Open Access Repositories

Spain currently has over 70 repositories and a fully operable national repository network. Most Spanish repositories are institutional, mainly created by universities, but there are also research institutions or even private organizations involved in the development of different kinds of open access repositories.

For instance, a remarkable example is the Spanish National Research Council (CSIC) repository Digital CSIC, which archives over 100.000 documents, including research data.

Additionally, library consortia play a key role in the creation of repositories, especially in Catalonia (CBUC) and Madrid (Consorcio Madroño) whose respective territories account for most of the existing institutional repositories in Spain.

The materials held in the repositories vary greatly, but full-text research articles and doctoral theses are the most frequently deposited. The vast majority of repositories contain both metadata of the text documents and the full-text documents. With regard to the type of availability, most of the materials (64%) are available in open access from the moment they are deposited and only 19%, such as articles with publisher restrictions, are subject to some type of embargo. Nevertheless, the materials deposited represent only a small portion of the entire scientific production of the institutions.

Some initiatives are taking steps forward related to research data both developing policies and infrastructure, but also designing new services to support researchers and fostering capacity building among librarians. Particularly, Madroño is gathering their main services through their website InvestigaM, starting from the DMP tool Pagoda till their new data repository e-Ciencia-datos. CSUC has also developed a tool to support the creation of DMPs Pla de Gestió de Dades de Recerca, besides a different set of guidelines to support researchers.


Open Access publishing

Unlike most important publishing markets in the world (like United States, UK and Netherlands), the majority of the Spanish research journals are published by not-for-profit organizations (75%): Public Research Centres, Universities, Professional Associations and Research and Scholarly Associations. This fact may be a favourable factor for the Open Access publishing model in Spain.
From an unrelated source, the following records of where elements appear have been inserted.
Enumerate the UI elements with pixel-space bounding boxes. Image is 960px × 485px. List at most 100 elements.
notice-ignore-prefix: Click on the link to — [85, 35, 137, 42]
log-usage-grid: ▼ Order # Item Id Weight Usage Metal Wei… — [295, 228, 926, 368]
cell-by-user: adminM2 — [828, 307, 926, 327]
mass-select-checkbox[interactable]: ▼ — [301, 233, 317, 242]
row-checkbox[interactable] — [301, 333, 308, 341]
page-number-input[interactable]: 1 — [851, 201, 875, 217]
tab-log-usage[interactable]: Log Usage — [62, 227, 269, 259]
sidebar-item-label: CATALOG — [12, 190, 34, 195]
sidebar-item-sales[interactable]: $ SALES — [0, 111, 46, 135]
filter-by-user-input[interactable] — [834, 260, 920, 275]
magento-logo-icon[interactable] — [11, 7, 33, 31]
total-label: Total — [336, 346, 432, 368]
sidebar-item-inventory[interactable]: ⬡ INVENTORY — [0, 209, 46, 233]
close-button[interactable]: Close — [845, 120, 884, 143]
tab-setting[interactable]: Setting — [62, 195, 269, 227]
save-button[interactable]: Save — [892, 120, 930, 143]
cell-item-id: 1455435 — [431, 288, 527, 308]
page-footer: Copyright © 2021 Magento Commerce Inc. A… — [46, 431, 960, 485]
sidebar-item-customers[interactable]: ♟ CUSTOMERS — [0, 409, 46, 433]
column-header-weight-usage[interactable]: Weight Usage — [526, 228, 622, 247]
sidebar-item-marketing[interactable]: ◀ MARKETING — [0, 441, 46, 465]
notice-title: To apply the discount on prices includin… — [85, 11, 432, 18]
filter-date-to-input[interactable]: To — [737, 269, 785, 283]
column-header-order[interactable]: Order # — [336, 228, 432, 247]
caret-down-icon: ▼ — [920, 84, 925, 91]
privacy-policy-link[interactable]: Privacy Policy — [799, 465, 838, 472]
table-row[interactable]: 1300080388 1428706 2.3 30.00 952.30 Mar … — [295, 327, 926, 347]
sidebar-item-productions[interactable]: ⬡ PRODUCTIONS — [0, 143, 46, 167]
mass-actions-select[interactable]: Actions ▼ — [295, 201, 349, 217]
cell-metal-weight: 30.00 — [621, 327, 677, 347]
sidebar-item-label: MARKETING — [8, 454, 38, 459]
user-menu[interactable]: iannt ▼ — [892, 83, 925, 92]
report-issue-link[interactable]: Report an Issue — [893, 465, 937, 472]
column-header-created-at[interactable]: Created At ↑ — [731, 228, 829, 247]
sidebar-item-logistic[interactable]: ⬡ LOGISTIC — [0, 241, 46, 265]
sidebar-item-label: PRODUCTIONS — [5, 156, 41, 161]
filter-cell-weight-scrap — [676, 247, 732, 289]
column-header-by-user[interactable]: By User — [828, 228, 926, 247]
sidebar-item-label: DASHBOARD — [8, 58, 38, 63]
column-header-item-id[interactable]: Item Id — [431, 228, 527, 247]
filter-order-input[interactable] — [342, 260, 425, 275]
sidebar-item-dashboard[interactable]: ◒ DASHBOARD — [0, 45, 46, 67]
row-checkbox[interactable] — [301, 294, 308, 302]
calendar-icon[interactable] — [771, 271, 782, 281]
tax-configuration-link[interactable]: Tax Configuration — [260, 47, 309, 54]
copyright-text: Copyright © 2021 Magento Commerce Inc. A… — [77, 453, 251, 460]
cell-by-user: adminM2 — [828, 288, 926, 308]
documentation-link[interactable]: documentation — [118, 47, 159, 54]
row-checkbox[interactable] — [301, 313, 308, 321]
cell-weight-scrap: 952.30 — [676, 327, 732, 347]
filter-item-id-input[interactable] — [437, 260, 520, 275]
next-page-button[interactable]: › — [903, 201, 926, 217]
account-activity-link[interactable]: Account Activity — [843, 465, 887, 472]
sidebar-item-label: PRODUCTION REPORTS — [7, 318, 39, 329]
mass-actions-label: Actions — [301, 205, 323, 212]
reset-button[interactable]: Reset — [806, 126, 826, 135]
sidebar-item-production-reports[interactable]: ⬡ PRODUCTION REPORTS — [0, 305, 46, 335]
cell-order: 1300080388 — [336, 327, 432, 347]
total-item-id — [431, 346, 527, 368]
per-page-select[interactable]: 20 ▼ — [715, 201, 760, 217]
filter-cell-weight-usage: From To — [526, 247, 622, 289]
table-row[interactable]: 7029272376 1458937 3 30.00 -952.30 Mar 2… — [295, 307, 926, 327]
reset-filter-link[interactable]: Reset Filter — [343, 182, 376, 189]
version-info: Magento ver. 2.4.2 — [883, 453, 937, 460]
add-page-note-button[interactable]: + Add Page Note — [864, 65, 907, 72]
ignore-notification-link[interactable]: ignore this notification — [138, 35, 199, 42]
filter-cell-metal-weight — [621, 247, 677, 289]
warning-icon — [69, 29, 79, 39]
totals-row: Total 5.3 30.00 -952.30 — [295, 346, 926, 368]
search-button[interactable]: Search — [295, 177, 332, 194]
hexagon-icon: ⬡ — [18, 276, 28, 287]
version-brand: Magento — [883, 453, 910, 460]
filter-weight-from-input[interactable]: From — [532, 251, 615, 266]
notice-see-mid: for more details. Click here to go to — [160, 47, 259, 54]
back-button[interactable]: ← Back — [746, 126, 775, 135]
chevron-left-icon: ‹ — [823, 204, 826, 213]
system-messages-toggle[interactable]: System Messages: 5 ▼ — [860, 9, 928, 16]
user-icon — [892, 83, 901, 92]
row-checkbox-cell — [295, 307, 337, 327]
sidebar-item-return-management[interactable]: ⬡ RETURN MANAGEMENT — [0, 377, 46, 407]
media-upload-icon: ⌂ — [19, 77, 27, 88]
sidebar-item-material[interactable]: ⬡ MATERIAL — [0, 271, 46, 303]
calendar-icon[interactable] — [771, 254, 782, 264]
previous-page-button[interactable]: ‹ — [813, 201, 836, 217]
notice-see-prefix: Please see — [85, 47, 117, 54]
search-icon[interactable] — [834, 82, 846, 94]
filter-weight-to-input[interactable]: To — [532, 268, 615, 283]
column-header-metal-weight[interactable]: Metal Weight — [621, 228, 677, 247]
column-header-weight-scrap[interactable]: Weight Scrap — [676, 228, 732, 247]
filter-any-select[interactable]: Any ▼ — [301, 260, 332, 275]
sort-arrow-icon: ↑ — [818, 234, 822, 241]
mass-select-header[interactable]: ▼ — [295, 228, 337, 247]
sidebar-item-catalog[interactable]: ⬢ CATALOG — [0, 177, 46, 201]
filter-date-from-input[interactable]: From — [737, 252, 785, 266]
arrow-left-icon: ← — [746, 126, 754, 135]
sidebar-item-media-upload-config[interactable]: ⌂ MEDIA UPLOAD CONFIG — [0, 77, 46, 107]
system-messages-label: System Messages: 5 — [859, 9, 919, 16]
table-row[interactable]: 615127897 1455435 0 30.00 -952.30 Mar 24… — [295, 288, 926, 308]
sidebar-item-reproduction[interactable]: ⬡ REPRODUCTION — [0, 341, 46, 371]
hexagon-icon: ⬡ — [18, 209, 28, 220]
Taking a look into some numbers, the DOAJ indexes about 544 open access Spanish journals, therefore, about the 5.4% of the total journals in the database (2014). With regards to self-archiving policies, most of the Spanish journals contained in the Dulcinea database (76.31%) allow this kind of activity to authors.

An initiative promoted by FECYT to assess Spanish scientific journals, awarding them with a seal of quality in case of success, also fosters open access publishing, giving the journals extra punctuation in case of choosing this publishing model.